Updated

There are times when history beckons and reporters like myself arrive on the scene.

We look from the outside in, discerning fragile, fleeting truths from interviews and observations as the scene passes by. On very rare occasions a reporter can report from the inside out, reporting not for the moment, but for posterity. My own posterity.

I did so for six hours Thursday evening and Friday morning as I stood on line with tens of thousands of others awaiting the chance to pay our respects to former President Reagan (search).

The final figure, the U.S. Capitol Police (search) now report, was more than 105,000.

I brought my two oldest children, ages 9 and 7. We arrived at 9 p.m. We left at 3 a.m. We waited six hours for precisely 55 seconds beneath the Capitol dome with the former president.

We moved silently. As did everyone. We paused briefly. As did everyone. We moved on, back into a cool summer air. We blinked in awe at the view from the hill, down the grassy slope into the mall that lay before and the multitudes awaiting to join our fraternity of memory and beyond to the radiant Washington Monument. We clutched in our hands a commemorative card, a token for a scrapbook yet to be created.

But the end was not what mattered. The journey was.

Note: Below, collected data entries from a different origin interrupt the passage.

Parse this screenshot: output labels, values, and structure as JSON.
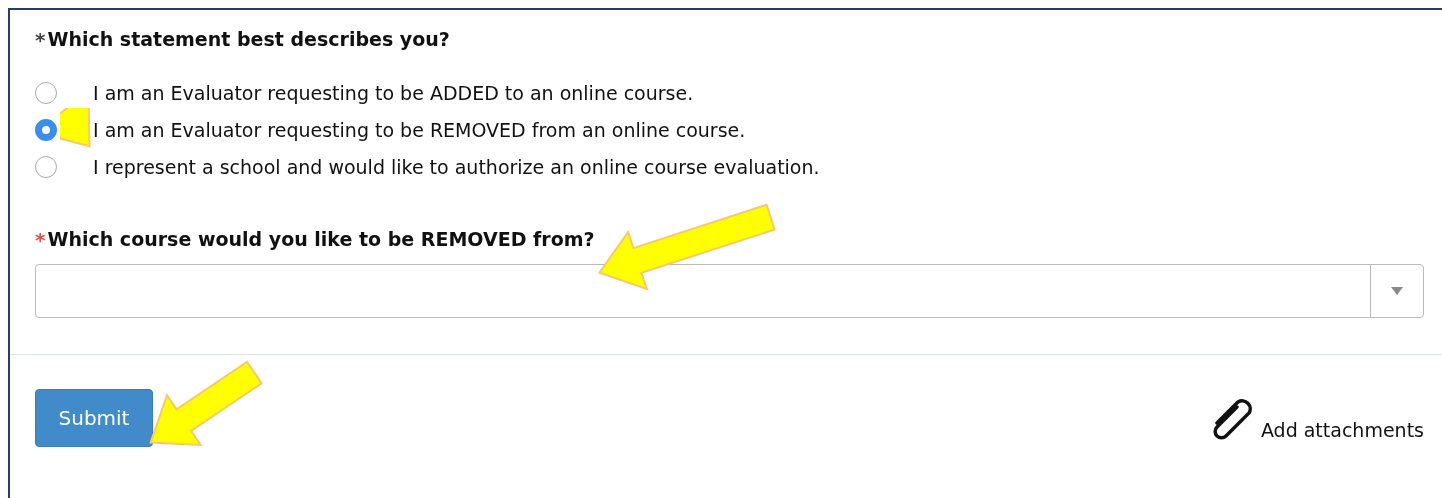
{
  "question": {
    "required_mark": "*",
    "label": "Which statement best describes you?"
  },
  "options": [
    {
      "label": "I am an Evaluator requesting to be ADDED to an online course.",
      "selected": false
    },
    {
      "label": "I am an Evaluator requesting to be REMOVED from an online course.",
      "selected": true
    },
    {
      "label": "I represent a school and would like to authorize an online course evaluation.",
      "selected": false
    }
  ],
  "course_question": {
    "required_mark": "*",
    "label": "Which course would you like to be REMOVED from?"
  },
  "submit_button": "Submit",
  "attachments_link": "Add attachments"
}
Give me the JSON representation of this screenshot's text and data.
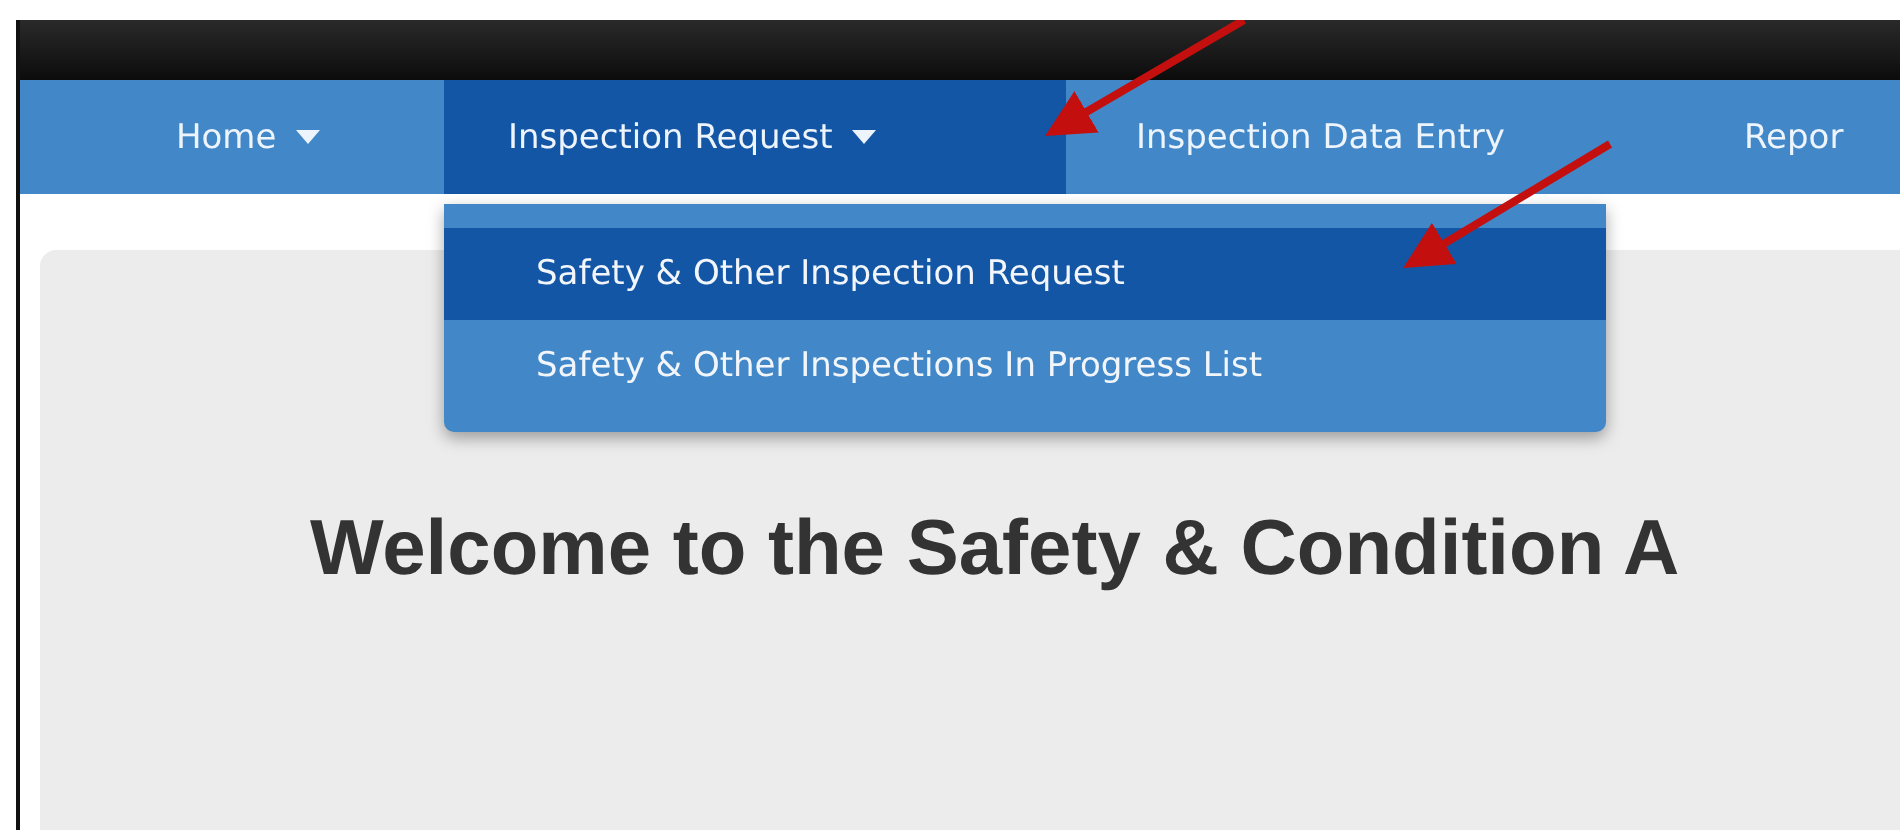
{
  "nav": {
    "items": [
      {
        "label": "Home",
        "has_caret": true,
        "selected": false
      },
      {
        "label": "Inspection Request",
        "has_caret": true,
        "selected": true
      },
      {
        "label": "Inspection Data Entry",
        "has_caret": false,
        "selected": false
      },
      {
        "label": "Repor",
        "has_caret": false,
        "selected": false
      }
    ]
  },
  "dropdown": {
    "items": [
      {
        "label": "Safety & Other Inspection Request",
        "selected": true
      },
      {
        "label": "Safety & Other Inspections In Progress List",
        "selected": false
      }
    ]
  },
  "heading": "Welcome to the Safety & Condition A"
}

Just like with Reagan.

The line began nearly a mile from the Capitol and followed a serpentine route of metal barriers and rope lines familiar to anyone who has waited for the best ride at Disneyland or Universal Studios.

As I took my place and became a part of this grand procession, I for the first time in many, many years was observing from the inside out, moving step by step, nudging my children on even as their fatigue and weariness grew.

Once the line tugged us sufficiently so there were thousands in front and thousands behind I felt a word come into my mind that I hadn't thought of ever as having anything to do with my life: countrymen.

It's a word of yore, a word of the Revolutionary War, the Civil War, a word that grew less and less usable as modernity and our society's ferocious pursuit of individuality led us to believe we were a country of men and women — but not a country of countrymen who could be easily gathered or easily recognized.

I felt a kinship with strangers as the line plodded slowly toward the Capitol.

And it began with the realization that this crowd of 21st Century Americans gathered on the great expanse of the National Mall, the nation's backyard as it's often called, needed almost nothing at all to amuse itself.

All we needed and all we wanted was companionship and the common, unspoken purpose of respect and admiration for the president whose flag-draped casket awaited us beneath the glowing Capitol dome.

We needed no Jumbotrons or speakers slung over tripods, thrumming with Muzak. I saw no Walkmen, no I-Pods, no headphones of any kind to blot out the moment or recreate among us the anesthetizing veil portable music so often works to blot out humanity.

The thousands upon thousands of us seemed to want and need nothing.

The National Park Service (search) provided bottled water. Enterprising vendors sold ice cream (a smattering of sales only). One man on a Vespa arrived as if from a vapor with Domino's pizzas ($10 a box — also, just a few takers).

But there were no institutional vendors. No souvenir stands. And these deprivations mattered as much as the dust that rose in gentle clouds and clung and flew on the passing breeze.

All that was there for us — and all that we needed — was the chirping chatter of a happy, contented, confident people. We all felt part of slightly sacrificial, ennobling enterprise.

I had many moments to think and my mind considered some clichés about America: that we don't appreciate history, that we cannot discern meaningful from trivial, that we are ruled by selfishness or consumed by the religion of convenience.

I saw none of this as the line tugged my children and me closer to the dome.

This was history. And America was there. This was meaningful. And America was there. This was selfless and inconvenient. And America was there.

Everyone knew that nothing awaited them at the end of their journey but a piece of their nation's past and piece of their grateful heart. And that was more than enough.

As I told my children, everyone in this line knows they won't be one dime richer or one bit more famous when they get to the end.

And who were my countrymen?

I met them from Colorado, Ohio, Kentucky, California, Maryland, Georgia, Massachusetts, Delaware, Virginia, Pennsylvania and Oregon.

I saw senior citizens with canes and walkers, others in wheelchairs, pushed lovingly and dutifully by family or friends. I saw children as young as my own, some younger and of walking age, trudging with sturdy good humor.

I saw expectant mothers and others pushing strollers with infants who long ago slept and dreamt as the wheels below turned slowly over the thick, trampled grass. I saw one man who cradled his infant child in the crook of his arm for the entire 6-hour climb to the top of Capitol Hill.

I saw white Americans, black Americans, Latino Americans, Asia Americans, Arab Americans.

I saw crisp dress uniforms of every service: Marine Corps, Army, Navy, Air Force and Coast Guard.

I saw my countrymen around me — and I mean around me.

These were countrymen close enough to touch or among those I would pass again and again as the line snaked back and forth against itself.

I didn't take down anyone's name. I conducted no interviews. I didn't need to ask why they were there. I didn't need to know what they were feeling.

Upon placing yourself in the line you knew. You were in line, nowhere near a computer, but as connected as ever to some simple, decent wellsprings of America.